Bitstream Management on Kria SOM

The Kria Starter Kits are deployed with primary and secondary boot devices to isolate core boot FW and the operating system. In Kria multiple application bitstreams are enabled without forcing OS reboots by managing bitstreams as a dynamic SW component within the Linux OS. This approach is different from AMD legacy MPSoC evaluation platforms that have used a monolithic boot device and managing the bitstream as a boot time component. This page provides a comparison of the dynamic bitstream management in Kria Starter Kit Linux to the legacy MPSoC evaluation board flow.
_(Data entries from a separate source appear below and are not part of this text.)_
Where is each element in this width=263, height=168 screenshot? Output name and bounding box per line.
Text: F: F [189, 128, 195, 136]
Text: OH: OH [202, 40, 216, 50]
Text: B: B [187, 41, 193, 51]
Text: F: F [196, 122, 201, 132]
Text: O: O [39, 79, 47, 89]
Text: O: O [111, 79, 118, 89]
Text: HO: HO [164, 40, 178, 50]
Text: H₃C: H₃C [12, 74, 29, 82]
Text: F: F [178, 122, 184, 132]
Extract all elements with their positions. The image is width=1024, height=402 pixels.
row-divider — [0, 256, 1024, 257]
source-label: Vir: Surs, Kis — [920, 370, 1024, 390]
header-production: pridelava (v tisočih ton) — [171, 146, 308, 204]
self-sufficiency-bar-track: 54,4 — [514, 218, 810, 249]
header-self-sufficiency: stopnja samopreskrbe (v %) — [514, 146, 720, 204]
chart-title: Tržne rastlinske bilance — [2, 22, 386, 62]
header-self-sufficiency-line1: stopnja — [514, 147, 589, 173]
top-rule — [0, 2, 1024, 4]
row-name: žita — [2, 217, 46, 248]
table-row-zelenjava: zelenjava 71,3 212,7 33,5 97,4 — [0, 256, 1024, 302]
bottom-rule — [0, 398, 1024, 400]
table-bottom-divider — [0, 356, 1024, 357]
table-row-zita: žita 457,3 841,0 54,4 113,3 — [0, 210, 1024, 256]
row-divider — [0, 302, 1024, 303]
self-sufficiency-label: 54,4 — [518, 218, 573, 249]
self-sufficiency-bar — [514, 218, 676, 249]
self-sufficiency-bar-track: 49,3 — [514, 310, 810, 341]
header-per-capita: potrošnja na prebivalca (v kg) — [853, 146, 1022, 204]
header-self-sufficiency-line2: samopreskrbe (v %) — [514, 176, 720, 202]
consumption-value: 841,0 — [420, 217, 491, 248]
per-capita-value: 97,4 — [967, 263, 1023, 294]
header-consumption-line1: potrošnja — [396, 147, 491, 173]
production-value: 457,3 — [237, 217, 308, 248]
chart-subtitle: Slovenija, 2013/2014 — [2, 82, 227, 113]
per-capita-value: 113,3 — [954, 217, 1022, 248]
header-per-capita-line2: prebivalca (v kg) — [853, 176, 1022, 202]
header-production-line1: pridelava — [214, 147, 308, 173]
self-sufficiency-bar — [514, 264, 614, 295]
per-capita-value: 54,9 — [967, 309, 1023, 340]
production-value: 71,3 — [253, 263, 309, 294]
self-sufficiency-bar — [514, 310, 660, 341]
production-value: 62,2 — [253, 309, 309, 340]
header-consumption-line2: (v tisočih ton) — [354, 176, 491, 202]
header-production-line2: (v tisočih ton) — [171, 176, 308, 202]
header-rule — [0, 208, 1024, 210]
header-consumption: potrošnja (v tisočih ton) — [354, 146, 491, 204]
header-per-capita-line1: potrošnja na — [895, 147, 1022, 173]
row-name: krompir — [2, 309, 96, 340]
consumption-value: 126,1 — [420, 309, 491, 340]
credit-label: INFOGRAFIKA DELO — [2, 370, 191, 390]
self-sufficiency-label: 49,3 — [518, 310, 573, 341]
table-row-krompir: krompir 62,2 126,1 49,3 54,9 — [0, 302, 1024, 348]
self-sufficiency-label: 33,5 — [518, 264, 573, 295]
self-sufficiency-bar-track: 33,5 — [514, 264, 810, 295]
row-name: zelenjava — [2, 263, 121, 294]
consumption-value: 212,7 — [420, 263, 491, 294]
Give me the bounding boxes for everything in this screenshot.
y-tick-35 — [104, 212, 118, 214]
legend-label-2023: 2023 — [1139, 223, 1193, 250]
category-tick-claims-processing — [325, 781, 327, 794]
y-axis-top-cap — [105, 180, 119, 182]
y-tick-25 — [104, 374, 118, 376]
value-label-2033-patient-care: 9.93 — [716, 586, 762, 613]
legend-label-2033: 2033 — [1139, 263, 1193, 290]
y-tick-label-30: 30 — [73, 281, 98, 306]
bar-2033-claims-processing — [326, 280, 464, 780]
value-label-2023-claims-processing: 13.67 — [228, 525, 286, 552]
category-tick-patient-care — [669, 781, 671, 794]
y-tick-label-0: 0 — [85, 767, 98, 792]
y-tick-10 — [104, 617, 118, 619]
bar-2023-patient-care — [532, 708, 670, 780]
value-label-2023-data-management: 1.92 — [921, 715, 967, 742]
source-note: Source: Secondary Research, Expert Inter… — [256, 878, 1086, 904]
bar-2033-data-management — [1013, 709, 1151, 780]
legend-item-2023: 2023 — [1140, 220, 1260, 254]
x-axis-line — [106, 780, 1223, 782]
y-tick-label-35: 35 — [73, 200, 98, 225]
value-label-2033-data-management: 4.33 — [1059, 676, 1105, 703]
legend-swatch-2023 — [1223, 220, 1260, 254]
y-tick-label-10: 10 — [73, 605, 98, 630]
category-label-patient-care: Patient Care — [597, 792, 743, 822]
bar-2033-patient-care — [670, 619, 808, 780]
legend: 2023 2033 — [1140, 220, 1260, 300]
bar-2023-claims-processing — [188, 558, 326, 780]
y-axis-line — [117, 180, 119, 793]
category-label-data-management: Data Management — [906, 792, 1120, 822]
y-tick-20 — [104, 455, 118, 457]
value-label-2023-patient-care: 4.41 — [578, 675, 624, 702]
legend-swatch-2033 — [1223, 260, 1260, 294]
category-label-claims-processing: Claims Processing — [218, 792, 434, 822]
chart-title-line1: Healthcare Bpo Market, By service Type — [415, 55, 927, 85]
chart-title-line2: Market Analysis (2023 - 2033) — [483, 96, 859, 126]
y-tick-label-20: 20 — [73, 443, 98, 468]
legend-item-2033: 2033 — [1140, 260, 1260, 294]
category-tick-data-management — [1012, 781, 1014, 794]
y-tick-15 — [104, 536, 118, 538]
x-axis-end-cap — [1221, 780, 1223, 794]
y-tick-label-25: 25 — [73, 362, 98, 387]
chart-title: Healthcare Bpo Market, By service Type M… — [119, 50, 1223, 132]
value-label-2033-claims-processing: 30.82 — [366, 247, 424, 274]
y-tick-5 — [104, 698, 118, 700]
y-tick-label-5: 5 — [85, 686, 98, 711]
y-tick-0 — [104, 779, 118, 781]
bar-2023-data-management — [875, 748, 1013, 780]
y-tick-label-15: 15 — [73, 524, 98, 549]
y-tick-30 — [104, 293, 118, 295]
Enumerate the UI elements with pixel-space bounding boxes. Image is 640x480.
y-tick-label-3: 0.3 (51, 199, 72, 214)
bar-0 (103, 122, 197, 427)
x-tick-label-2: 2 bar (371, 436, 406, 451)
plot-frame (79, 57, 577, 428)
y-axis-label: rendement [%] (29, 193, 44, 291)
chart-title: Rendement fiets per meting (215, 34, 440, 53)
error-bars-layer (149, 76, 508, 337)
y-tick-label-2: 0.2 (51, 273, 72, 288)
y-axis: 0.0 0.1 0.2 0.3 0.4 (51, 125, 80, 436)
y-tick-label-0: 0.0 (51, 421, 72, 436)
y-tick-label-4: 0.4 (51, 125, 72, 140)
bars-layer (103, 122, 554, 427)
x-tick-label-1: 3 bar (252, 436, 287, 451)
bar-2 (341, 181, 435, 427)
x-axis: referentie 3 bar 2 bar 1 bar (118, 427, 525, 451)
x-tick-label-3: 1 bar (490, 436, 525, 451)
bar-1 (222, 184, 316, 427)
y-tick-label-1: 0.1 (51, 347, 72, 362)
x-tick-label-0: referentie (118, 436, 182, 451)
The following diagram summarizes the difference, and the table that follows details the difference.

bitstream management

Topic Legacy MPSoC Flow Kria SOM Flow
Bitstream Management The majority of previous MPSoC examples focused on bitstream being loaded prior to the boot of the operating system and maintaining a static HW/SW interface for all application within that booted OS. This means that the bitstream is loaded prior to Linux booting and its device tree was loaded as part of the Linux boot device tree. The Kria Starter Kit focuses on dynamic post-Linux boot bitstream management. This enables an application-agnostic boot FW that does not include any bitstream. The bitstream is instead managed within the Linux file system and swapped dynamically at runtime using xmutil/dfx-mgr. The loading of the bitstream needs to be accompanied by its HW/SW interface definition which is appended to the booted Linux device tree (DT) through a Linux DT-overlay. Thus bitstreams being managed dynamically require both the bitstream (*.bit.bin) and DT-overlay (*.dtbo) files. The on target utility has information and pointers to bitstream management by xmutil/dfx-mgr
Bitstream Generation Majority of MPSoC legacy examples focused on generation of the MPSoC device configuration (e.g. PCW MIO configs) and the PL bitstream as a monolithic configuration generation. This was then used to generate entire set of boot FW artifacts (FSBL, PL, PMU, ...) with every build. Kria Starter Kit focuses on an incremental HW configuration. This means that at the time of a new PL design, the user only needs to generate the new bitstream (within the constraints of not changing other device configurations such as MIO assignments) and do not need to re-generate a new BOOT.BIN since the bitstream is managed outside the BOOT.BIN container. The user will use the resulting bitstream file and generate a corresponding DT overlay, both of which are later copied to the Linux file system to be loaded by xmutil/dfx-mgr. This series of doc details the process to generate the overlay design, and On-target Utilities have more information on xmutil/dfx-mgr.
Boot Segmentation Legacy MPSoC examples focus on a monolithic boot device (e.g. QSPI or SD card or eMMC). In this flow all FW content is managed and searched by CSU ROM within the same physical device. Kria Starter Kit uses a primary/secondary boot architecture to functionally segment the core boot FW from the OS image. They are detailed in BootFW page. The QSPI device serves as the primary boot device containing the platform BOOT.BIN which contains FSBL, PMU FW, and U-Boot. The SD card device serves as the secondary boot device containing the Linux OS artifacts include the kernel and rootfs. This allows for the platform to boot multiple Linux OS images without a user having to build or modify the core boot FW. A user can update the boot FW of QSPI with their own custom BOOT.BIN, and do this using the xmutil boot image update utility. U-Boot is used to support the hand-off between QSPI and the SD card based secondary boot device. (See K26 SOM XSA & BSP Overview for reference)
Dynamic MIO Legacy MPSoC designs used a static MIO configuration which locks in the configuration of the PS subsystem physical I/O at device boot time. The Kria Starter Kit references use an incremental HW configuration capability of PMU in order to support dynamic configuration of carrier card specific MIO (KV260 vs. KR260). This allows for a common boot FW which identifies the carrier card via the BoardID EEPROM and then U-Boot incrementally configures the corresponding CC card specific MIOs. Read more in PMU Overlay Config Object

Note that the dynamic bitstream management described here is how AMD is deploying and managing the Kria Starter Kit pre-built OS and application designs. For production Kria SOM developers, they have full freedom to use the combination of boot partitioning and bitstream management that matches their application requirements.